Anche quella sera il sole tramontò senza schiuderci la porta di un altro mondo

Fra le uscite più interessanti del 2020 c’è una ripubblicazione di Adelphi di uno dei titoli che più hanno contribuito a definire l’identità della casa editrice, quando era ancora ai suoi albori: stiamo parlando del numero 19 della Biblioteca Adelphi, pubblicato per la prima volta nel lontano 1968: Il Monte Analogo di René Daumal (1908-1944).

Un vanto di Adelphi

Che Il Monte Analogo sia stato un libro fondamentale per il catalogo Adelphi, lo dimostra il fatto che nel libro di Roberto Calasso L’impronta dell’editore, nel capitolo dedicato alla storia della nascita della casa editrice, l’autore-editore dedica diversi paragrafi a questo romanzo e al suo autore. Il Monte Analogo è, per Calasso, un esempio perfetto di quello che lui definisce un “libro unico”, ossia quel genere di libri inclassificabili che la nuova casa editrice intendeva portare alla luce: «il Monte Analogo a cui Daumal dedicò il suo romanzo incompiuto (…) era l’asse, visibile e invisibile, verso cui la flottiglia dei libri unici orientava la sua flotta».
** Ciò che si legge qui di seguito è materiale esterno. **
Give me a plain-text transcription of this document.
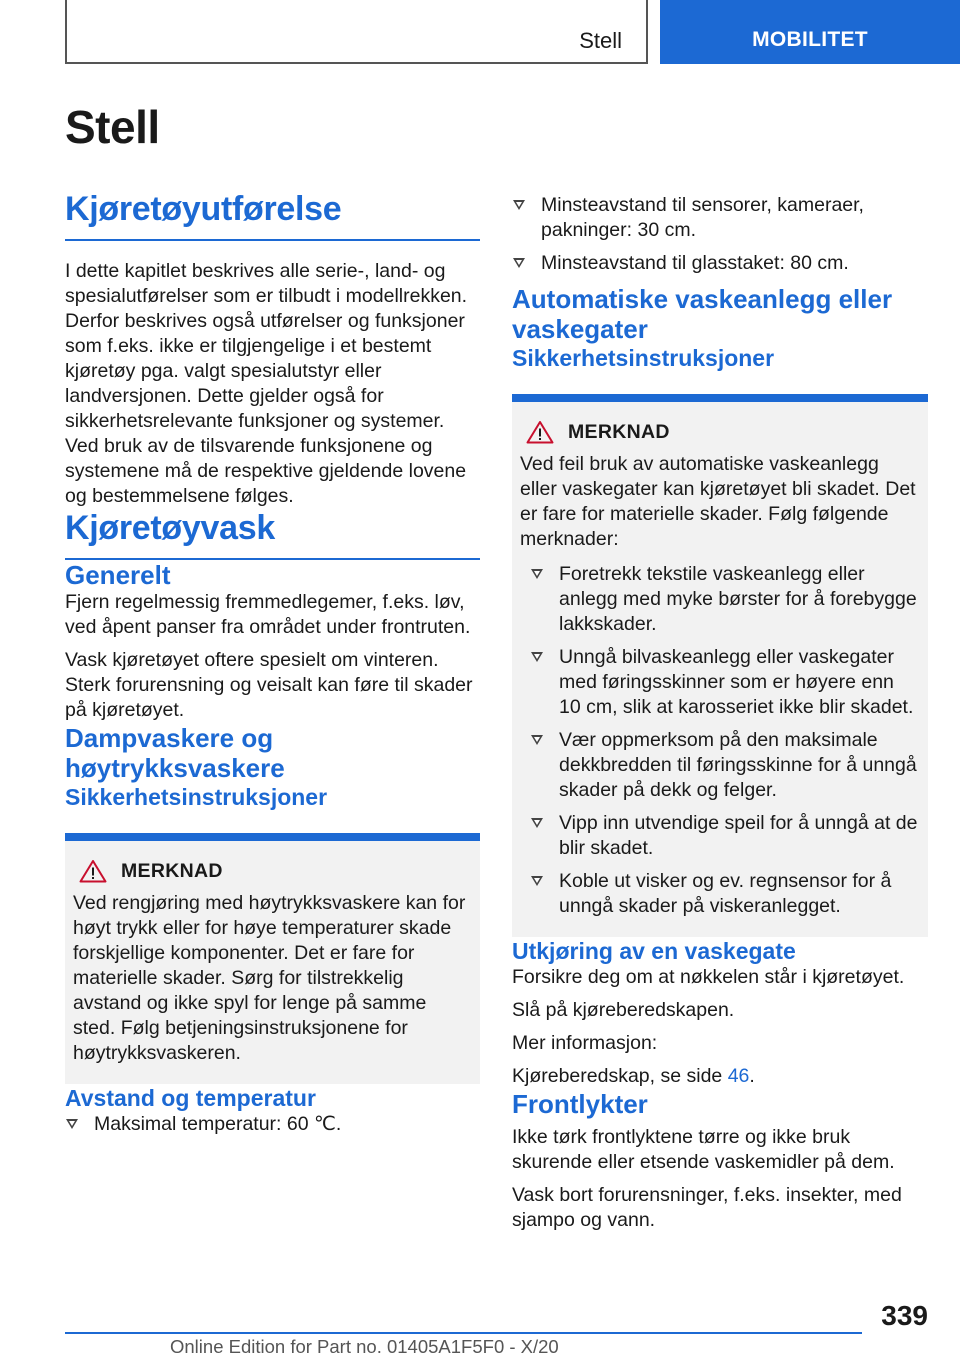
Stell	MOBILITET
Stell
Kjøretøyutførelse

I dette kapitlet beskrives alle serie-, land- og spesialutførelser som er tilbudt i modellrekken. Derfor beskrives også utførelser og funksjoner som f.eks. ikke er tilgjengelige i et bestemt kjøretøy pga. valgt spesialutstyr eller landversjonen. Dette gjelder også for sikkerhetsrelevante funksjoner og systemer. Ved bruk av de tilsvarende funksjonene og systemene må de respektive gjeldende lovene og bestemmelsene følges.

Kjøretøyvask
Generelt

Fjern regelmessig fremmedlegemer, f.eks. løv, ved åpent panser fra området under frontruten.

Vask kjøretøyet oftere spesielt om vinteren. Sterk forurensning og veisalt kan føre til skader på kjøretøyet.

Dampvaskere og høytrykksvaskere
Sikkerhetsinstruksjoner
MERKNAD

Ved rengjøring med høytrykksvaskere kan for høyt trykk eller for høye temperaturer skade forskjellige komponenter. Det er fare for materielle skader. Sørg for tilstrekkelig avstand og ikke spyl for lenge på samme sted. Følg betjeningsinstruksjonene for høytrykksvaskeren.

Avstand og temperatur
Maksimal temperatur: 60 ℃.
Minsteavstand til sensorer, kameraer, pakninger: 30 cm.
Minsteavstand til glasstaket: 80 cm.
Automatiske vaskeanlegg eller vaskegater
Sikkerhetsinstruksjoner
MERKNAD

Ved feil bruk av automatiske vaskeanlegg eller vaskegater kan kjøretøyet bli skadet. Det er fare for materielle skader. Følg følgende merknader:

Foretrekk tekstile vaskeanlegg eller anlegg med myke børster for å forebygge lakkskader.
Unngå bilvaskeanlegg eller vaskegater med føringsskinner som er høyere enn 10 cm, slik at karosseriet ikke blir skadet.
Vær oppmerksom på den maksimale dekkbredden til føringsskinne for å unngå skader på dekk og felger.
Vipp inn utvendige speil for å unngå at de blir skadet.
Koble ut visker og ev. regnsensor for å unngå skader på viskeranlegget.
Utkjøring av en vaskegate

Forsikre deg om at nøkkelen står i kjøretøyet.

Slå på kjøreberedskapen.

Mer informasjon:

Kjøreberedskap, se side 46.

Frontlykter

Ikke tørk frontlyktene tørre og ikke bruk skurende eller etsende vaskemidler på dem.

Vask bort forurensninger, f.eks. insekter, med sjampo og vann.

339
Online Edition for Part no. 01405A1F5F0 - X/20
La trama de Il Monte Analogo

 Il Monte Analogo è l’ultimo libro di René Daumal, rimasto incompiuto per la morte improvvisa dell’autore.

La trama ha tutta la semplicità (e, aggiungerei, la felicità) di un romanzo d’avventura di Jules Verne. Nei toni, nelle atmosfere, ricorda invece la leggerezza inconfondibile dei film di Wes Anderson. Ridotta ai minimi termini, la si potrebbe riassumere così: alcuni alpinisti si convincono (attraverso una serie di deduzioni paradossali, che vanno a coinvolgere le più svariate discipline del sapere umano) che deve esistere da qualche parte sulla Terra un monte molto più alto dell’Everest, mai scoperto dai geografi. Si mettono in viaggio per tentare di raggiungerlo e scalarlo.

Tutto qui. Nulla di più semplice, di più bambinesco quasi. Eppure, la scorza superficiale che costituisce la storia del romanzo non fa che solcare, con leggerezza, i significati insondabili che si trovano sotto: la scalata del Monte Analogo è in effetti allegoria di un viaggio spirituale e metafisico dell’Uomo, la cui valenza simbolica rimane fino alla fine ineffabile. L’ultimo capitolo, il quinto, s’interrompe bruscamente a metà di una frase. Di quello che sarebbe dovuto essere il proseguimento del romanzo, non abbiamo che pochi appunti sparsi dell’autore, di fatto inintelligibili. Non è necessariamente un peccato, questo. Per quel che mi riguarda, il fatto che il romanzo sia rimasto incompiuto, e s’interrompa esattamente nel momento in cui i protagonisti iniziano la loro grande scalata, è una di quelle felici coincidenze che capitano ogni tanto nella letteratura, e che, pur trascendendo la volontà umana dell’autore, rendono una certa opera assolutamente perfetta.

La riedizione

Questa seconda edizione del Monte Analogo ha innanzitutto il valore di essere, a mio parere, esteticamente più bella dell’edizione del ’68: l’immagine, in bianco e nero, è lasciata nella parte bassa della copertina, dando al titolo più respiro. Oltre a questo ha il grande vantaggio di essere arricchita di una postfazione della moglie dell’autore Vèra Daumal, e soprattutto dagli appunti di Daumal stesso sul libro, fra cui una serie di personali riflessioni illuminanti sull’alpinismo. Ne citerò, a mo’ di chiusura, soltanto una, che per profondità e concisione potrebbe essere stata formulata da Lao Tzu: «Non si può restare sempre sulle vette, bisogna ridiscendere… a che pro, allora? Ecco: l’alto conosce il basso, il basso non conosce l’alto».